Sometimes one goroutine needs to wait for multiple goroutines to complete their work. But if you are waiting on several goroutines, you need to use a WaitGroup, which is found in the sync package in the standard library.

func w(id int, wg *sync.WaitGroup) {
    defer wg.Done()
    time.Sleep(time.Second)
}

func main() {
    var wg sync.WaitGroup
    routineCount := 5
    wg.Add(routineCount)
    for i := 1; i <= routineCount; i++ {
        go w(i, &wg)
    }
    wg.Wait()
}

A sync.WaitGroup doesn’t need to be initialized, just declared, as its zero value is useful. You don’t pass the sync.WaitGroup as a function parameter. This is because you must ensure that every place that uses a sync.WaitGroup is using the same instance. If you pass the sync.WaitGroup to the goroutine function and don’t use a pointer, then the function has a copy, and the call to Done won’t decrement the original sync.WaitGroup.

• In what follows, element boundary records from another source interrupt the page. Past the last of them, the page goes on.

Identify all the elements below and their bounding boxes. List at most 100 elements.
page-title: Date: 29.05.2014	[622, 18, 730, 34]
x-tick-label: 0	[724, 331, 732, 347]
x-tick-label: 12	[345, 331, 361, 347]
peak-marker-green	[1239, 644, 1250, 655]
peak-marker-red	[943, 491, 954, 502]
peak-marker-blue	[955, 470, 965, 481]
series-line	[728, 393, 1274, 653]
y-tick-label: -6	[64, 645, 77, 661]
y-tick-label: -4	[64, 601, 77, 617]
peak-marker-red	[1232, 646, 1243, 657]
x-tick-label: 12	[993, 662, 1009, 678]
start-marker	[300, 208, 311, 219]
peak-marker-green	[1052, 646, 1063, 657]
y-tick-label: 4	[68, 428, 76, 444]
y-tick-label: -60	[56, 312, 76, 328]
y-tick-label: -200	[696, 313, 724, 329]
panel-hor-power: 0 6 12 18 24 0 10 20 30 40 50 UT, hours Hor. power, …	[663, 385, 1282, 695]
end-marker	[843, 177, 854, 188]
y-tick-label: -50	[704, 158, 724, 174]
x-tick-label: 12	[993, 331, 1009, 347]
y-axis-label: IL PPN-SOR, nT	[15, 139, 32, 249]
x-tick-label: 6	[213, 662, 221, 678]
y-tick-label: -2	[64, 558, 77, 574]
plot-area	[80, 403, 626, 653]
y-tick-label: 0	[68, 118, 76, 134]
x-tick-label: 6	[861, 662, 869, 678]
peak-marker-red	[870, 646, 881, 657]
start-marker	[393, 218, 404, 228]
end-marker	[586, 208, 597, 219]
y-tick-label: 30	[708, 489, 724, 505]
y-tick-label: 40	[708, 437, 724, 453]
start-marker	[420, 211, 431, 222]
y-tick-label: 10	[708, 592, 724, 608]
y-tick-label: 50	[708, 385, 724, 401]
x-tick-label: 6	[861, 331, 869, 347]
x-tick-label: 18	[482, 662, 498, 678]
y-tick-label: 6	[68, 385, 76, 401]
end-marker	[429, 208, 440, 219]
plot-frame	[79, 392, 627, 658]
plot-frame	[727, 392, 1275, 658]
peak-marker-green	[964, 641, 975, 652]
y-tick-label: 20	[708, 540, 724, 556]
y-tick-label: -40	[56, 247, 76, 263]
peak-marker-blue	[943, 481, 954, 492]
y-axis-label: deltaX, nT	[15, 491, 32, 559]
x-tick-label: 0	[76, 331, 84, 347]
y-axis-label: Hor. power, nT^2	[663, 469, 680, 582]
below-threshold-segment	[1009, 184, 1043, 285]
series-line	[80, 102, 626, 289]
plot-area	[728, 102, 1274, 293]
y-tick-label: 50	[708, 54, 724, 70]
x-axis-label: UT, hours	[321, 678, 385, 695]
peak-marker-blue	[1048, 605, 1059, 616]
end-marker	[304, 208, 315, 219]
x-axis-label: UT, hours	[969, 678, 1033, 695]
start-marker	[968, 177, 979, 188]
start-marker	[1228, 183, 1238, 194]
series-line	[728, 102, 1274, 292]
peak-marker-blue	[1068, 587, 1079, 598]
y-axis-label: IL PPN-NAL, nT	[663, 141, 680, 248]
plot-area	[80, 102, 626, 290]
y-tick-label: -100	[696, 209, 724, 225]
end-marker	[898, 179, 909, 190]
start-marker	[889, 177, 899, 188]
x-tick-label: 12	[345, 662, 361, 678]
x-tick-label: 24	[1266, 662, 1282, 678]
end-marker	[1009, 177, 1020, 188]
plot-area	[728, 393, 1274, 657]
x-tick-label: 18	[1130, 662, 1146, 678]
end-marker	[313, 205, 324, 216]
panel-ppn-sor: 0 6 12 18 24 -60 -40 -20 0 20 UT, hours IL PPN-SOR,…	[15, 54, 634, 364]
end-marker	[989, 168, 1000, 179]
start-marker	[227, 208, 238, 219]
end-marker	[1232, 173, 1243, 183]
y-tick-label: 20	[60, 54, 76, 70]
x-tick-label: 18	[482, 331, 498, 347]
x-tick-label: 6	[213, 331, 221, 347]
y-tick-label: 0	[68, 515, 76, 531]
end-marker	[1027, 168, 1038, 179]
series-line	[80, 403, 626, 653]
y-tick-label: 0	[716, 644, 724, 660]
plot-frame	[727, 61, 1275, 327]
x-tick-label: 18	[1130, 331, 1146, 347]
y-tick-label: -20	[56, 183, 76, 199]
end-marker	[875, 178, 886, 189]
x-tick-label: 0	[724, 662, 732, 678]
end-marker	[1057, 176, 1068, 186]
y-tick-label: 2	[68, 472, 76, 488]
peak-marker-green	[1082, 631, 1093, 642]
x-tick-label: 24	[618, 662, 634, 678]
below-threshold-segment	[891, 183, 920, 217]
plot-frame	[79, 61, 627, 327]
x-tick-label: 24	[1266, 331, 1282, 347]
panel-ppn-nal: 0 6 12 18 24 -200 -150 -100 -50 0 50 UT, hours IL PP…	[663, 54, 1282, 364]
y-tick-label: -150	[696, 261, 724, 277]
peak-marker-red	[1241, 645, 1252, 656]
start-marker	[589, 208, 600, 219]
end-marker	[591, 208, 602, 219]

There are three methods of sync.WaitGroup:

  1. Add, which increments the counter of goroutines to wait for. Add is usually called once, with the number of goroutines that will be launched.
  2. Done, which decrements the counter and is called by a goroutine when it is finished. Done is called within the goroutine. To ensure that it is called, even if the goroutine panics, we use a defer.
  3. Wait, which pauses its goroutine until the counter hits zero.

While WaitGroups are handy, they shouldn’t be your first choice when coordinating goroutines. Use them only when you have something to clean up (like closing a channel they all write to) after all of your worker goroutines exits.

Wrap up

So This is a short overview of the concurrency in Go. In the following article, we will try to take a deeper look by solving some concurrency problems.